Mechanical model of the physiological microenvironment of cardiomyocytes

The study of single-cell mechanical properties helps detect and recognize abnormal cells and can provide a potential method for early diagnosis of fatal diseases. Although some cell models have been proposed to explain the mechanical response, most are based on specific experimental conditions and cannot be applied to various micro-operation conditions. Developing a general cell mechanical model for a variety of experimental conditions is of great significance. A mechanical model of a physiological microenvironment based on cardiomyocytes was constructed in vitro. The biomechanical properties of AC-16 cells in different axial positions were calculated using an inverted phase-contrast microscope. The mechanical parameters of rat cardiomyocytes were measured and analyzed using green fluorescent protein and a three-dimensional magnetic twisting instrument. Using the proposed model, we applied a series of experiments. The results showed that the square axis has the best inhibitory effect on the proliferation of AC-16 cells; with an increase in stimulation time, the inhibitory effect improves.
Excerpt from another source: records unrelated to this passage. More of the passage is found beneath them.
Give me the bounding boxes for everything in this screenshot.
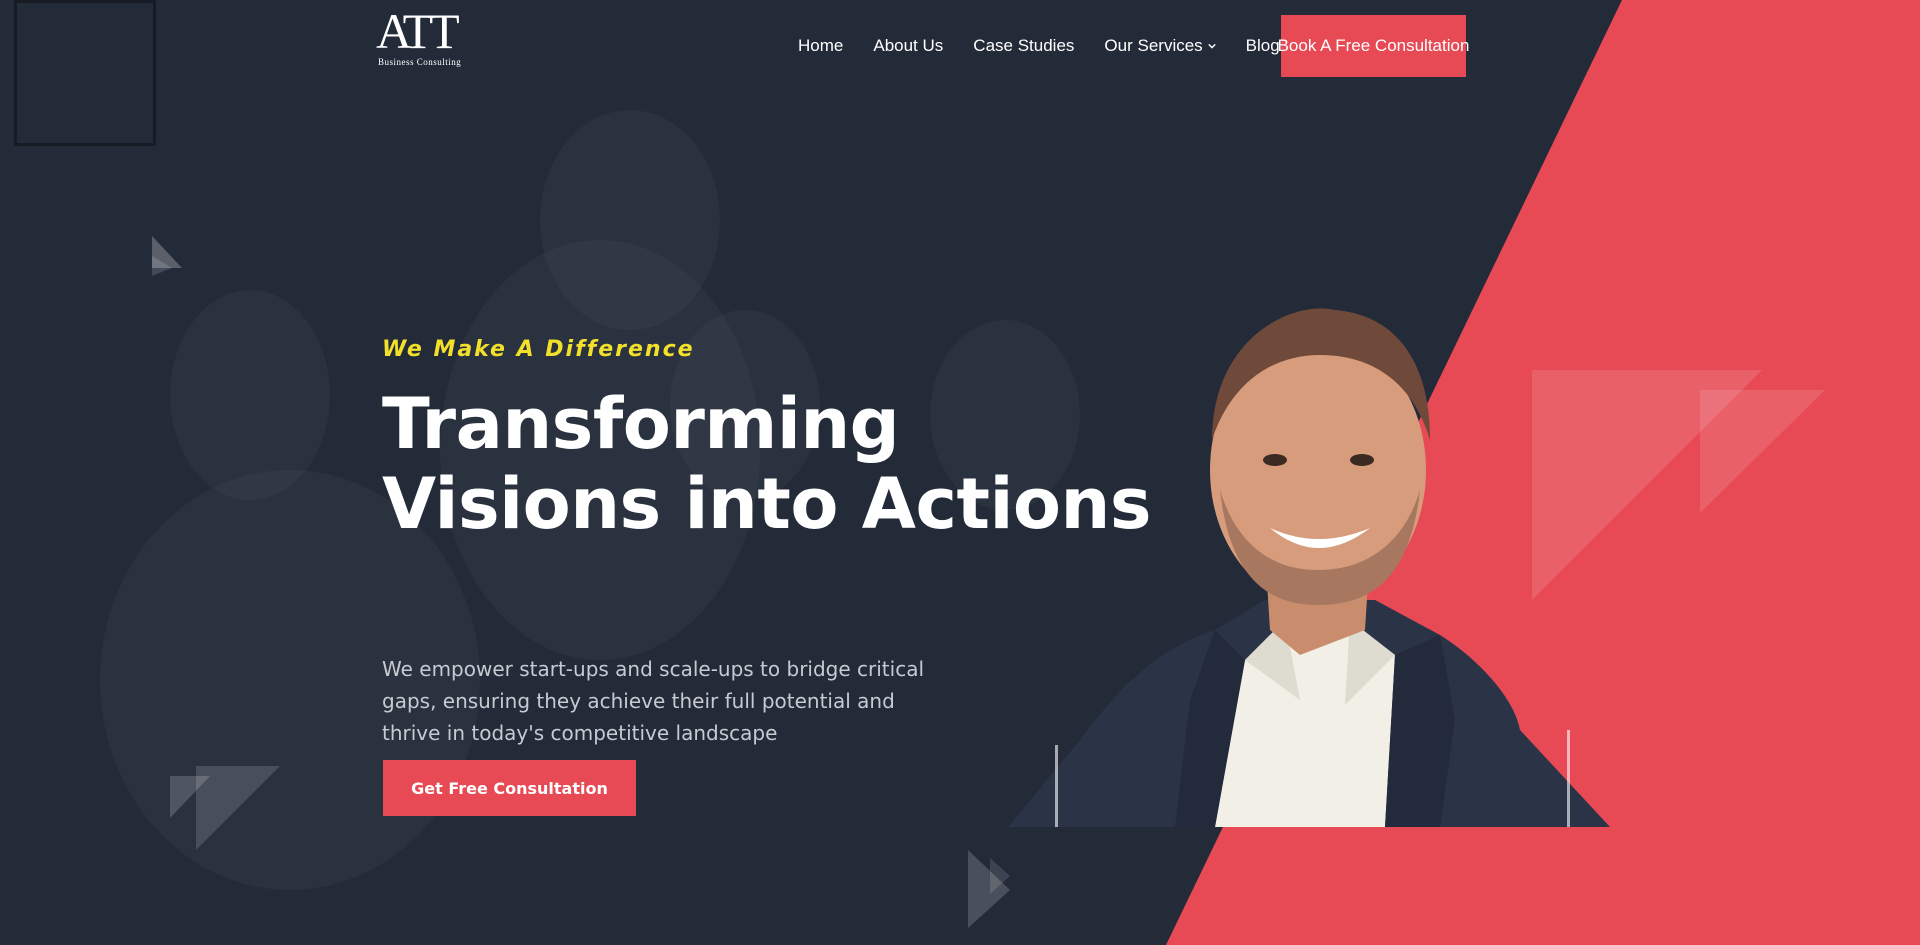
nav-blog-link[interactable]: Blog [1246, 36, 1280, 56]
nav-about-link[interactable]: About Us [873, 36, 943, 56]
top-navigation: ATT Business Consulting Home About Us Ca… [0, 0, 1920, 90]
nav-home-link[interactable]: Home [798, 36, 843, 56]
site-logo[interactable]: ATT Business Consulting [376, 5, 480, 87]
logo-mark: ATT [376, 3, 460, 59]
hero-headline: Transforming Visions into Actions [382, 383, 1152, 545]
nav-blog-label: Blog [1245, 36, 1280, 55]
chevron-down-icon [1207, 43, 1216, 49]
hero-tagline: We Make A Difference [382, 337, 695, 362]
logo-subtitle: Business Consulting [378, 57, 462, 67]
nav-home-label: Home [798, 36, 844, 55]
hero-headline-line-1: Transforming [382, 383, 900, 465]
book-consultation-button[interactable]: Book A Free Consultation [1278, 15, 1469, 77]
get-free-consultation-button[interactable]: Get Free Consultation [383, 760, 636, 816]
consultant-portrait [1008, 308, 1610, 827]
hero-section: ATT Business Consulting Home About Us Ca… [0, 0, 1920, 945]
nav-services-label: Our Services [1104, 36, 1203, 55]
nav-case-studies-label: Case Studies [973, 36, 1075, 55]
hero-description: We empower start-ups and scale-ups to br… [382, 657, 925, 745]
nav-services-dropdown[interactable]: Our Services [1104, 36, 1216, 56]
nav-menu: Home About Us Case Studies Our Services … [798, 33, 1310, 59]
nav-case-studies-link[interactable]: Case Studies [973, 36, 1074, 56]
nav-about-label: About Us [873, 36, 944, 55]
hero-headline-line-2: Visions into Actions [382, 463, 1152, 545]
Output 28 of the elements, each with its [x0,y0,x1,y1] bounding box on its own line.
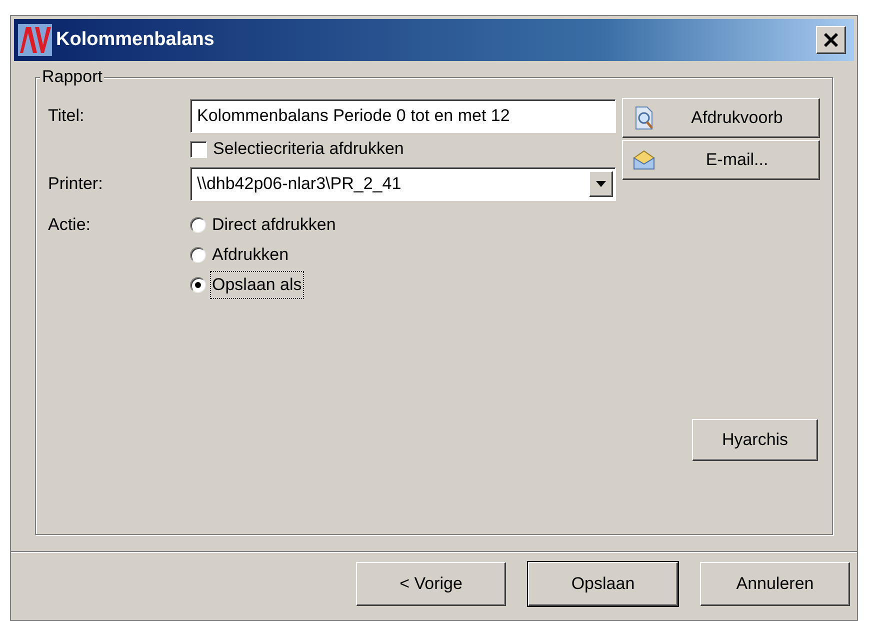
group-title: Rapport [40,67,104,87]
close-icon [823,32,839,48]
radio-button[interactable] [190,217,206,233]
field-label: Printer: [48,173,104,196]
checkbox[interactable] [190,140,207,158]
preview-button[interactable]: Afdrukvoorb [622,98,820,138]
title-input[interactable]: Kolommenbalans Periode 0 tot en met 12 [190,99,616,133]
radio-label: Afdrukken [211,244,290,266]
dialog-button[interactable]: < Vorige [356,562,506,606]
printer-dropdown[interactable]: \\dhb42p06-nlar3\PR_2_41 [190,167,616,201]
page-magnifier-icon [633,106,655,130]
app-logo-icon [18,24,52,56]
dialog-button[interactable]: Annuleren [700,562,850,606]
radio-label: Direct afdrukken [211,214,337,236]
caret-icon [596,181,606,187]
field-label: Actie: [48,214,92,236]
close-button[interactable] [816,26,846,54]
envelope-icon [633,150,655,170]
dropdown-arrow-button[interactable] [589,171,613,197]
checkbox-label: Selectiecriteria afdrukken [213,138,404,160]
radio-button[interactable] [190,247,206,263]
radio-button[interactable] [190,277,206,293]
radio-label: Opslaan als [211,272,303,298]
window-title: Kolommenbalans [56,28,214,52]
field-label: Titel: [48,105,86,128]
email-button[interactable]: E-mail... [622,140,820,180]
dialog-button[interactable]: Opslaan [528,562,678,606]
hyarchis-button[interactable]: Hyarchis [692,419,818,461]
In addition, high-frequency mechanical stimulation was more effective than the low frequency in inhibiting the proliferation of AC-16 cell lines. This kind of myocardial cell physiological microenvironment model can record real-time myocardial cell mechanics model under the mechanical feedback signal, it can repeat the myocardial cell in vitro mechanical signal, and can effectively represent the mechanical properties of myocardial cells. It provides a new research method to further explore myocardial cell responses to stimulation.